Science, Technology, and Ideas
In 1915 Albert Einstein published his Theory of Relativity. It was a great transformative movement in theoretical physics and astronomy. The theory proposed new concepts of time and space, mainly the founding of the space-time continuum, which states that events that take place at one time could take place at a different time for another. Einstein also theorized that massive objects could cause a distortion in space-time.
War, Politics, and Nature
On August 25th President Woodrow Wilson signs legislation, known as the ‘Organic Act’, creating the National Park Service. Its goal was to insure federal regulation in the preservation of areas considered national parks. It states that the purpose to conserve these areas was to have enjoyment and nature for future generations. Poets like Frost and Wallace in ‘Sunday Morning’, use nature as a vehicle to communicate abstract concepts and to stress the importance of nature for humanity.
Social Change
The year of 1915 also saw a major shift in the African-American community. The Great Migration which also began as a result of WWI was a the movement of African Americans from the rural South to northern cities. The large movement of people allowed the issue of race to become politically represented in the North. The migrants questioned their socioeconomic position and began to establish a voice for racial equality. Similarly, Loy in the ‘Feminist Manifesto’, also questioned her position in society as a woman. Like the African American community she pushed for social change and equality. The war allowed dissenters to the norm to have a voice in the struggles of society.

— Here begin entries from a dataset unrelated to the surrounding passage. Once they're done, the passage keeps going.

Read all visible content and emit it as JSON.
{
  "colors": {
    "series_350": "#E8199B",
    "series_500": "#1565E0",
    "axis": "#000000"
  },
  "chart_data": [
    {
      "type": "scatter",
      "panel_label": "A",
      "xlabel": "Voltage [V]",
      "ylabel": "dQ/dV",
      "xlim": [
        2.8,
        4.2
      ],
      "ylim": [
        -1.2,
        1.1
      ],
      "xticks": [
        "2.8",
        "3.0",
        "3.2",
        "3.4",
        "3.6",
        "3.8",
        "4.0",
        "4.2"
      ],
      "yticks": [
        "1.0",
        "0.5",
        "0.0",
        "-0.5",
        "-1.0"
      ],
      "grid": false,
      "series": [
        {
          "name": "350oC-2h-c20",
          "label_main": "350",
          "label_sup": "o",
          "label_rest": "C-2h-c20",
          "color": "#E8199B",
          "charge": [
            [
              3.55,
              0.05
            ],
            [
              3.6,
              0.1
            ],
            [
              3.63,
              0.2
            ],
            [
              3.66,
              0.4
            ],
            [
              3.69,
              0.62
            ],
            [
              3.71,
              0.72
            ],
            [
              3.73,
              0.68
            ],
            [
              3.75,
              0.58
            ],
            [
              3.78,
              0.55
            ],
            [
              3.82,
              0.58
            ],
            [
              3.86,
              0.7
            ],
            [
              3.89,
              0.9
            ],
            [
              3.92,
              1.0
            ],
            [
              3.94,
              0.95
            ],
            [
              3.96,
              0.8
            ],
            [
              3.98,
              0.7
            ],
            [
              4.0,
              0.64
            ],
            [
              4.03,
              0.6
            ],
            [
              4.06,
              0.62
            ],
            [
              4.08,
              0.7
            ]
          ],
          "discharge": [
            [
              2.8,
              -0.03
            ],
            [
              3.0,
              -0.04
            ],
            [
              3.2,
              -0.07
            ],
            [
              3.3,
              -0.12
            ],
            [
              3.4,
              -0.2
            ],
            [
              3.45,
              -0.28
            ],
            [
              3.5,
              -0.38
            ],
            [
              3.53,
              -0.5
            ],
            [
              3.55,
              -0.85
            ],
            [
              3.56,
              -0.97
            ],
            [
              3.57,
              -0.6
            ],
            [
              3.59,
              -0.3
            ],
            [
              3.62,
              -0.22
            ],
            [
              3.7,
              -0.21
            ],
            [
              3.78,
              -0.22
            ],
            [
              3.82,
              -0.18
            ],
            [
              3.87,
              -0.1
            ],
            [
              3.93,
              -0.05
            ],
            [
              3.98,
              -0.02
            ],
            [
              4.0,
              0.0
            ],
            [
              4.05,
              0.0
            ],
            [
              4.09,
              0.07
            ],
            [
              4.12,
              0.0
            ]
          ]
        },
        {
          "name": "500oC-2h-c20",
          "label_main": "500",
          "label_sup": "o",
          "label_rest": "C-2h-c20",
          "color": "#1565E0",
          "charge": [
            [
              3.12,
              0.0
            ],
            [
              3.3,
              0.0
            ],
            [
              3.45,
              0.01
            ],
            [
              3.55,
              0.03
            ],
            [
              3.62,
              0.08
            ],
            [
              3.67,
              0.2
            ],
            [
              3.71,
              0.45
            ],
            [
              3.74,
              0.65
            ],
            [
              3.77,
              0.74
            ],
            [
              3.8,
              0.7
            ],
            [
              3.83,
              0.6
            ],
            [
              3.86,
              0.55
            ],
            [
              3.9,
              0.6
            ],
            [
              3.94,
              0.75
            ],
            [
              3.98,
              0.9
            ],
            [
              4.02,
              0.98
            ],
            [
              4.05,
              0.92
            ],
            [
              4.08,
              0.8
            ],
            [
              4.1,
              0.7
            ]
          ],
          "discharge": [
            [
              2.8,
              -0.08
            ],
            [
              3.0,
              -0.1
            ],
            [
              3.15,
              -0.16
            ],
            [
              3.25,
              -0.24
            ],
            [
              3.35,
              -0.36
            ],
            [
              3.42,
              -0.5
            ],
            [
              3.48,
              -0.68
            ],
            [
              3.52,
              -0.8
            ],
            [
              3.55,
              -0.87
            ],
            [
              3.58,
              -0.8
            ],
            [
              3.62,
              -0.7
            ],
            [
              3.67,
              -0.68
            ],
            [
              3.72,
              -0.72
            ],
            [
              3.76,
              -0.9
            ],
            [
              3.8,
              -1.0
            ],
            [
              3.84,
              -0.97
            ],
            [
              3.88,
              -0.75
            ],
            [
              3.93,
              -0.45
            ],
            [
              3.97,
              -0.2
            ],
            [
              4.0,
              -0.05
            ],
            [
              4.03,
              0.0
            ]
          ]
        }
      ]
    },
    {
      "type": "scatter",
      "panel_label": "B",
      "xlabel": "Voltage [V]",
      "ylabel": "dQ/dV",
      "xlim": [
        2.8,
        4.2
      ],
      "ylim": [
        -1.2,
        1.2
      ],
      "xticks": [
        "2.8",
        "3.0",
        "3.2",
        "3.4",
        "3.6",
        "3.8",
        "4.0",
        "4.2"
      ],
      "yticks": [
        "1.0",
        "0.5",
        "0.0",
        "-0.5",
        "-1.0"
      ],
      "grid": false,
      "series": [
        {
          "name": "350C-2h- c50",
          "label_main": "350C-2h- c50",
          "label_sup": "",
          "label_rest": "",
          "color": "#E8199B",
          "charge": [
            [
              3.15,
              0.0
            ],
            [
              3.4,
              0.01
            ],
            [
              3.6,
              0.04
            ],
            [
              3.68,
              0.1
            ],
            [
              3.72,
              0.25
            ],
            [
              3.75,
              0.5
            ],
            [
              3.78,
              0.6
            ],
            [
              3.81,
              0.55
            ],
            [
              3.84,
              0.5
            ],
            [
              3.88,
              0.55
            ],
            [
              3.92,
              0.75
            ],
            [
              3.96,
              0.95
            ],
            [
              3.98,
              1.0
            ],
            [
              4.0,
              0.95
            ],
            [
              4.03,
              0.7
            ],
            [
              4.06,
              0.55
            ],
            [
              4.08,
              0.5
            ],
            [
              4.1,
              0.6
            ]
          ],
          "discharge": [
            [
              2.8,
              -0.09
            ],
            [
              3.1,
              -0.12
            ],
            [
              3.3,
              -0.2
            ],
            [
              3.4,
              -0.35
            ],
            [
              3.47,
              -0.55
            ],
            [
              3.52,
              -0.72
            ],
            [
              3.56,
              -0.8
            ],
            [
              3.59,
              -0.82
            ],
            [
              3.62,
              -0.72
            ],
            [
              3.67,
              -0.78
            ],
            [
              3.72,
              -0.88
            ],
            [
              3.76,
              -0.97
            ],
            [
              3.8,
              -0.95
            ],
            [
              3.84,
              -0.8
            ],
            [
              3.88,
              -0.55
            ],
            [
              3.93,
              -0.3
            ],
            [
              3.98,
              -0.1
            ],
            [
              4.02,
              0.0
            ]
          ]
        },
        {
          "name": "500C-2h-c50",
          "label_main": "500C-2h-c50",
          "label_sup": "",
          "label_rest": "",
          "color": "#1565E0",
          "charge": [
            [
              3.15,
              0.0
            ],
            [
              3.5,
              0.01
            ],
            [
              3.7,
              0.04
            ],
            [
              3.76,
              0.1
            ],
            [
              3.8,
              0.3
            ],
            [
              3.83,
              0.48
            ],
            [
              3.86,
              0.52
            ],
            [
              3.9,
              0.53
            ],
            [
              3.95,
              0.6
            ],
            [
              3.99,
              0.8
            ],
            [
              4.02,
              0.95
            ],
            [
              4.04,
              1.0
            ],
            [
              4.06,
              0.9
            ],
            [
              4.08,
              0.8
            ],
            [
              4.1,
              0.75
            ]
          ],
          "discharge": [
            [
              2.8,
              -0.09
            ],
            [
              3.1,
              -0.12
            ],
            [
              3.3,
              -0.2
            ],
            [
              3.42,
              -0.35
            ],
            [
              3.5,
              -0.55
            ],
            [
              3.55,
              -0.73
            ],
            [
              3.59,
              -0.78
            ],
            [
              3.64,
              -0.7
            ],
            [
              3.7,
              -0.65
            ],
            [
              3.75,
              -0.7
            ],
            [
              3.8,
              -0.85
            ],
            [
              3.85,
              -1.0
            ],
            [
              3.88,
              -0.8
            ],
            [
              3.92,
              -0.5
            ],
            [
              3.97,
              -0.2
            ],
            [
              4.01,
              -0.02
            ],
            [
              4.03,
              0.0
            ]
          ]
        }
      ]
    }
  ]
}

Great historical overview of these major disruptions in art and science (Dada and Einstein) demographics (great migration) and women’s rights (Loy). I like how you make an effort to connect each historical point to the authors under discussion, even if is a leap from Sunday Morning to national parks! As the US was not yet involved in WWI in 1915, I’m wondering how that influenced the great migration in the states. Maybe we can revisit this when we talk more extensively about the Harlem Renaissance.